19 April, 2012

I was holding out on this one.


Brenno said...

I've been admiring your brush pen drawings for some time now. They're truly impressive. I have a quick technical question: how do you get those *thin* drybrush line effects in some of your drawings? I am able to get a dry brush effect by slanting the brush, using it at a low angle to the surface, and making the mark at a greater speed, -- but with the low angle I can only get a *broad* drybrush-like line...

Davis Chino said...

Brenno! Thanks for the comment. I will do a post on this later today with photos, but the simple answer is, it's the brush, which is on a cheapo brushpen called a Muji.

The lines I think you're referring to are my super-fine ones, right? I just feather with the very tippy-tip of the brush. A single line done over and over.

This brushpen comes from Japan, but I mail order them from their stores in England. They run a chain of stores under this same Muji name: it's a kind of urban hipster, one-stop place that carries clothing/stationary/household accessories. I'll post more with links later today.

Glad you like the drawings!

Brenno said...

Thanks for the reply, Davis! I'm looking forward to the post with photos!

I was referring to the variety of drybrush-like lines you are able to achieve, especially when they are super-fine AND drybrush-like all in one. I've quickly looked for an example among your drawings and found this one: https://lh4.googleusercontent.com/-rTKP4ZKrapA/TYvhAyZdD2I/AAAAAAAABCI/8Vwe0ikl7-U/s1600/12_09_10_03_a.jpg . See the thin, drybrush-like lines that make up the half-tone/beard-stub effect on the jaw of the character in the middle?

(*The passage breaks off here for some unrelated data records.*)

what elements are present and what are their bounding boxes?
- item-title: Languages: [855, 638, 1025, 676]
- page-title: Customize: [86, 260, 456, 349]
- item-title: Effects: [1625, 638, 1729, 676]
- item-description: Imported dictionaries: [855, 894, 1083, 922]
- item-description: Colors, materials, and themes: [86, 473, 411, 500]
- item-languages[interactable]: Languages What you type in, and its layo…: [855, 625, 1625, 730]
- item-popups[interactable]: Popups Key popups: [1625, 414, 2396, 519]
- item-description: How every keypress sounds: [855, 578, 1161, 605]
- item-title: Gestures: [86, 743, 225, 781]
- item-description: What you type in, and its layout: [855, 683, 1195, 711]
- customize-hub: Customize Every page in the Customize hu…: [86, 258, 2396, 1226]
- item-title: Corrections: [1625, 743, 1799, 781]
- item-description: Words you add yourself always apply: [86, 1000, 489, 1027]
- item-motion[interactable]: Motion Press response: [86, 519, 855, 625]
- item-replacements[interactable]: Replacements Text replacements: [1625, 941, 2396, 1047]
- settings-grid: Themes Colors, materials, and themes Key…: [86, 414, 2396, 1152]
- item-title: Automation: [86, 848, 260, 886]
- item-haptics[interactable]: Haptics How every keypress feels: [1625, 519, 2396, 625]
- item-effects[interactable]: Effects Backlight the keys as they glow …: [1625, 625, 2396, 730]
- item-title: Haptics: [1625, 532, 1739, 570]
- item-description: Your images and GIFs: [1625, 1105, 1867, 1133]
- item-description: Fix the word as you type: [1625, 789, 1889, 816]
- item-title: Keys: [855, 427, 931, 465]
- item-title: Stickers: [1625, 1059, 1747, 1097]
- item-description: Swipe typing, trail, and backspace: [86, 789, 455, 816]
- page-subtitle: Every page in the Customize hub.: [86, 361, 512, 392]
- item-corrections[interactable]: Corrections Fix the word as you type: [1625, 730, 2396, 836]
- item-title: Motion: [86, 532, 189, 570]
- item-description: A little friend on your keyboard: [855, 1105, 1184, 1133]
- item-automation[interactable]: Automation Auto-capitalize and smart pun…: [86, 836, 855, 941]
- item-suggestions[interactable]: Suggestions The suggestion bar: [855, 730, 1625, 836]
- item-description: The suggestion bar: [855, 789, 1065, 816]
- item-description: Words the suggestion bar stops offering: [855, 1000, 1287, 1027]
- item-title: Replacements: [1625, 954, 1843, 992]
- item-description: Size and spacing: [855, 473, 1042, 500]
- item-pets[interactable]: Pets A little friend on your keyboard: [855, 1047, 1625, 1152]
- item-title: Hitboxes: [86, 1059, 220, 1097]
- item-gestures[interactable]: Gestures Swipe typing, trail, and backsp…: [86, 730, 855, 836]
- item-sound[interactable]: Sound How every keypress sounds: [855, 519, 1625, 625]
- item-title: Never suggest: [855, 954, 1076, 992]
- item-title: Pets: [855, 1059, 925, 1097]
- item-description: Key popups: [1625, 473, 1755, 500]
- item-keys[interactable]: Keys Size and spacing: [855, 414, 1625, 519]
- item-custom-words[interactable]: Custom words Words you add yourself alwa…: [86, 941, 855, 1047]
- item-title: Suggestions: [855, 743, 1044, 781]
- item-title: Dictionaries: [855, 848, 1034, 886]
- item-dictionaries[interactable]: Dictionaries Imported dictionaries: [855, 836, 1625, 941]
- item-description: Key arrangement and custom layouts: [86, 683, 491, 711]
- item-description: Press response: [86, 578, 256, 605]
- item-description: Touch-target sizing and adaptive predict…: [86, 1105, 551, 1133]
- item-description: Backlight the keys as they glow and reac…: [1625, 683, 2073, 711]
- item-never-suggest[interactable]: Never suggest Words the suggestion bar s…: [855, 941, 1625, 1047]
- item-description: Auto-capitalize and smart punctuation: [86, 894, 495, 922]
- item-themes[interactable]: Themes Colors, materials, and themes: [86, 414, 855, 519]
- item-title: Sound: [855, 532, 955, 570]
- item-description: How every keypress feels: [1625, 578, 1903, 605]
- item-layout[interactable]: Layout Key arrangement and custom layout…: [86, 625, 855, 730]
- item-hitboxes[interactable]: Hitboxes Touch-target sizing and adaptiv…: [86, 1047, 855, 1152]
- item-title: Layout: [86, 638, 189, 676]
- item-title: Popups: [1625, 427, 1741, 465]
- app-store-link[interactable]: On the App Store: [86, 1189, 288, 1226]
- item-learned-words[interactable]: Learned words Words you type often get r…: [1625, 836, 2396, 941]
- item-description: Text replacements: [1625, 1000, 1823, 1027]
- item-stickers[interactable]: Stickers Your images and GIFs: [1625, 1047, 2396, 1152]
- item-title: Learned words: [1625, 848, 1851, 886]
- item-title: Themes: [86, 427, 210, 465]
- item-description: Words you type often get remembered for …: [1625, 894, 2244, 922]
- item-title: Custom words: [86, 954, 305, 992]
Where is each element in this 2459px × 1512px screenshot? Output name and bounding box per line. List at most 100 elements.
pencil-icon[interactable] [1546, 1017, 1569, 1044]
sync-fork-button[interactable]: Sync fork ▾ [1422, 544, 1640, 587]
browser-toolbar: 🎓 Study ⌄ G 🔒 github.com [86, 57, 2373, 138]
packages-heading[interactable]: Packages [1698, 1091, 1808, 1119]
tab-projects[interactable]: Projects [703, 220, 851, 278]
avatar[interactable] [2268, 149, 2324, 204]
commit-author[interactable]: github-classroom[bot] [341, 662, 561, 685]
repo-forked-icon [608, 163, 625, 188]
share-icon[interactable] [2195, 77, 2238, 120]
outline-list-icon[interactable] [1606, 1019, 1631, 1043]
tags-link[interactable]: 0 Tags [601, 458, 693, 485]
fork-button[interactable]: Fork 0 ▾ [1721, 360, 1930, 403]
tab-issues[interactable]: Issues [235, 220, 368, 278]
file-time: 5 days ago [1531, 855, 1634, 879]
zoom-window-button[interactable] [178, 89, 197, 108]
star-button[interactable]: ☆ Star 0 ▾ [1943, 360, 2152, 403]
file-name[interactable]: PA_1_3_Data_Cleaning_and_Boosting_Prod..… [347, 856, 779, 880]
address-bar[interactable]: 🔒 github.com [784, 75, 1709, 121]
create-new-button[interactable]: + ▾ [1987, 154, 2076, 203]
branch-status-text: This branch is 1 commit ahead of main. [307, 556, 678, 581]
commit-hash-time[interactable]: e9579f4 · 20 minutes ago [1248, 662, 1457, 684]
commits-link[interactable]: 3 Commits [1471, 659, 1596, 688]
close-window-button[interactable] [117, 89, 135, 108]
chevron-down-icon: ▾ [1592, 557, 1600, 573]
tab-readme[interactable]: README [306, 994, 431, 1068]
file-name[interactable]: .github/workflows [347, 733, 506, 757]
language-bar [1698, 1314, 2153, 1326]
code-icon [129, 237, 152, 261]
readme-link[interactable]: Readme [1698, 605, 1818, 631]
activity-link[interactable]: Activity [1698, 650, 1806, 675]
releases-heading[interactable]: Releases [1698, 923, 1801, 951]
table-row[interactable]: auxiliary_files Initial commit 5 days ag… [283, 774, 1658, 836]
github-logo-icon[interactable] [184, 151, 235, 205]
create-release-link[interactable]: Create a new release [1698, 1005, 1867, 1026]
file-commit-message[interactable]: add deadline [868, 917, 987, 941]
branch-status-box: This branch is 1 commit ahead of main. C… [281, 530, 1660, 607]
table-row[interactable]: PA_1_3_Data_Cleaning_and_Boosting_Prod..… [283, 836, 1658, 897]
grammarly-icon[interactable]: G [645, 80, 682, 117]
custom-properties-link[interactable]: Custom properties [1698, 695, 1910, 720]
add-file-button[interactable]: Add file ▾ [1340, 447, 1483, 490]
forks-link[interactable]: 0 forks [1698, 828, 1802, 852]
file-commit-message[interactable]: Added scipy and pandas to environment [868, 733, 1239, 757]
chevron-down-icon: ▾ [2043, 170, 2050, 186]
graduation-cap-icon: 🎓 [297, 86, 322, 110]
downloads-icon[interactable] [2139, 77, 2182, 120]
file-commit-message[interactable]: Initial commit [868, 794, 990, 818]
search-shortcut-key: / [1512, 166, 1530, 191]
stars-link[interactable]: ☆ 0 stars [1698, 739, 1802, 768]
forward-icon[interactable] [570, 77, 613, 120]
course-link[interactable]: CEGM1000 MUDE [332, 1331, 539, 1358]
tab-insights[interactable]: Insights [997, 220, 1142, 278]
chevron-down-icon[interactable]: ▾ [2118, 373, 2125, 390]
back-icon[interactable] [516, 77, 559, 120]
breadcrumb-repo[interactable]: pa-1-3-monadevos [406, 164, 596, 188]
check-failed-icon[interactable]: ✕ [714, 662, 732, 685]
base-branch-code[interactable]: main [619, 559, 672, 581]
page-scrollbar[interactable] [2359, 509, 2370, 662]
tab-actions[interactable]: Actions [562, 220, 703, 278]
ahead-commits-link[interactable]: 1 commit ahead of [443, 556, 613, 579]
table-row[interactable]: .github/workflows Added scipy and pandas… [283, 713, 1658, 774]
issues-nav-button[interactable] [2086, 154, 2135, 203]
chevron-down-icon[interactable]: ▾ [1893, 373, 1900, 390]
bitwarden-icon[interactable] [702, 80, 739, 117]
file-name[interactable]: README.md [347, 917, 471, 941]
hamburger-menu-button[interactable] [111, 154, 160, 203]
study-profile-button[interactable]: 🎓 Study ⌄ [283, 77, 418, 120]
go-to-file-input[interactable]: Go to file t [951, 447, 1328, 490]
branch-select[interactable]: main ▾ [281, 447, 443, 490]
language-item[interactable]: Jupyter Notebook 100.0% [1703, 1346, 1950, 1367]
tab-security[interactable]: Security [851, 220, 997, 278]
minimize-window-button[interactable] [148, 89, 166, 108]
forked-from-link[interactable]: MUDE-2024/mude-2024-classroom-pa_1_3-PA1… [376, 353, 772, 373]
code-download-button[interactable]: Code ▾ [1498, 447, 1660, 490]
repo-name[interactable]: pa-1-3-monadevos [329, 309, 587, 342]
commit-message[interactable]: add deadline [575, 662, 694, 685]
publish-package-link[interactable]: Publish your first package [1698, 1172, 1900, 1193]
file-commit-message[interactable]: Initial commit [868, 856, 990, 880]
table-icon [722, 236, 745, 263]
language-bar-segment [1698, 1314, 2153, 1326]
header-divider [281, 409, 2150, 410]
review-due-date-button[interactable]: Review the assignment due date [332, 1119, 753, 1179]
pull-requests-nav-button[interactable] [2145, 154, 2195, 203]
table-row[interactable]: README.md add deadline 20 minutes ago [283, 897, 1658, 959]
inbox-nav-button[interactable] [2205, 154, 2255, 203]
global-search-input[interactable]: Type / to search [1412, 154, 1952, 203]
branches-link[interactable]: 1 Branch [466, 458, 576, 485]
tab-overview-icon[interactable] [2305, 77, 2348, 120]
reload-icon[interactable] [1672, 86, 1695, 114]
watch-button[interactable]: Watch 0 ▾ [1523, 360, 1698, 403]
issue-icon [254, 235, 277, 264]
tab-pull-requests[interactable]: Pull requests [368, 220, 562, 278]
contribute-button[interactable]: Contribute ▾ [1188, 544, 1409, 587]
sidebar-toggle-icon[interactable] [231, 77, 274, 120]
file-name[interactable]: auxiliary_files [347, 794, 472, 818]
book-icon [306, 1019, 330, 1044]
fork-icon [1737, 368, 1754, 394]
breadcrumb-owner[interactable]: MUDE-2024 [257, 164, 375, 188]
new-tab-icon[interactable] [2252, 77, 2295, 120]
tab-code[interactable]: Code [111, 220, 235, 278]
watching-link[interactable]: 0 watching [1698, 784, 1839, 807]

Or the lighter lines of a similar quality making up the half-tone on the right hand of the same character, between his fingers and his sleeve? Here is another example: http://2.bp.blogspot.com/-gvlDSXj6Ndc/ToofPtm7f1I/AAAAAAAABNQ/C8G3WPRRba0/s1600/09_24_11_A.jpg
The gradation of tones you are able to achieve with the brush is mind-blowing here, on his shirt, trousers, and bag.

One more example, the half-tone on this tree trunk: http://1.bp.blogspot.com/-VfwoI1pqVLQ/TjY2bMH3vdI/AAAAAAAABKM/cT56rP0bLR8/s1600/07_31_11_A.jpg .

There are many other examples, but I think these give a good idea :)

Davis Chino said...

Brenno! It has taken a little longer than I'd hoped, but I've put up a few posts addressing your questions. I hope you find 'em useful! Give us a link to your work!